La droite est-elle si crédule?
J’ai toujours tiqué sur l’idée, très répandue, que les gens de droite seraient plus vulnérables aux fausses nouvelles que les centristes et les gauchistes. D’abord parce que je me suis toujours méfié des commentaires qui lient les penchants politiques à des traits psychologiques. Ces liens-là peuvent exister, je ne le nie pas. Mais trop souvent, on s’en sert pour décrire comme des « maladies » des idées avec lesquelles on est en désaccord.

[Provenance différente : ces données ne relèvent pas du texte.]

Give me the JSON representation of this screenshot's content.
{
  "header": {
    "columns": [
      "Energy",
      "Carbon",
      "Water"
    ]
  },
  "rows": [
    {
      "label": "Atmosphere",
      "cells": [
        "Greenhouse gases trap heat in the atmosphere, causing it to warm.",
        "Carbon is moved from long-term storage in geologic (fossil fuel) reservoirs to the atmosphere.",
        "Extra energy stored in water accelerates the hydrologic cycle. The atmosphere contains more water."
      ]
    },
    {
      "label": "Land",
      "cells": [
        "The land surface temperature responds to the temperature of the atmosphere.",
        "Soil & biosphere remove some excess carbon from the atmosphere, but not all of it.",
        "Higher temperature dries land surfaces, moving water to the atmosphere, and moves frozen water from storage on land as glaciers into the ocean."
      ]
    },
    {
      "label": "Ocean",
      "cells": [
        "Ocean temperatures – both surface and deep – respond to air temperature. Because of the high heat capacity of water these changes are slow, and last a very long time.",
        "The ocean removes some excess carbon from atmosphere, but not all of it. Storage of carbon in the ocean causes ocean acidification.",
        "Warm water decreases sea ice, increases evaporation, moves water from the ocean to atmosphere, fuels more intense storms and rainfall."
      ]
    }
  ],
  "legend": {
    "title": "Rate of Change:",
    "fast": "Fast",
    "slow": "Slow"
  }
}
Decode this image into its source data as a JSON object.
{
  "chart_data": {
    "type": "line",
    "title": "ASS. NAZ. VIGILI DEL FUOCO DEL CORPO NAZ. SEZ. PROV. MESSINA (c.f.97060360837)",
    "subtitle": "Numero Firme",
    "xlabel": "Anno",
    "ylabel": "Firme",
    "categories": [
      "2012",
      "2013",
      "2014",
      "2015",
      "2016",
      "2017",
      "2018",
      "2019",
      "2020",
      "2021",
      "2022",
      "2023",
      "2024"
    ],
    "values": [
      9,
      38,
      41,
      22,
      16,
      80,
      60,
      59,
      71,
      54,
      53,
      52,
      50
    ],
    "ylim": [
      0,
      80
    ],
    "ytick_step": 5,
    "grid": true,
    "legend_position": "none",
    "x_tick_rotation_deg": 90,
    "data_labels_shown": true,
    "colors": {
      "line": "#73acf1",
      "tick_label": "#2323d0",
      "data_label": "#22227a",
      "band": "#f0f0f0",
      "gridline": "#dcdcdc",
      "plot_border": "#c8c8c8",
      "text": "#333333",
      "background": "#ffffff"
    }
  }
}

Ensuite parce que, comme journaliste scientifique, j’ai vu bien des faussetés persister tant à droite qu’à gauche au fil des années. Le mythe de la toxicité des OGM, par exemple, n’a rien de particulièrement conservateur. En 2015, un sondage mené pour le Pew Research Center, aux États-Unis, a révélé que 56 % des électeurs démocrates pensaient que les OGM sont mauvais pour la santé − ce qui est complètement faux − contre 51 % des républicains. D’autres travaux ont montré que le fait d’être conservateur ou progressiste ne change rien au sentiment antivaccin : c’est le fait d’être extrémiste qui compte.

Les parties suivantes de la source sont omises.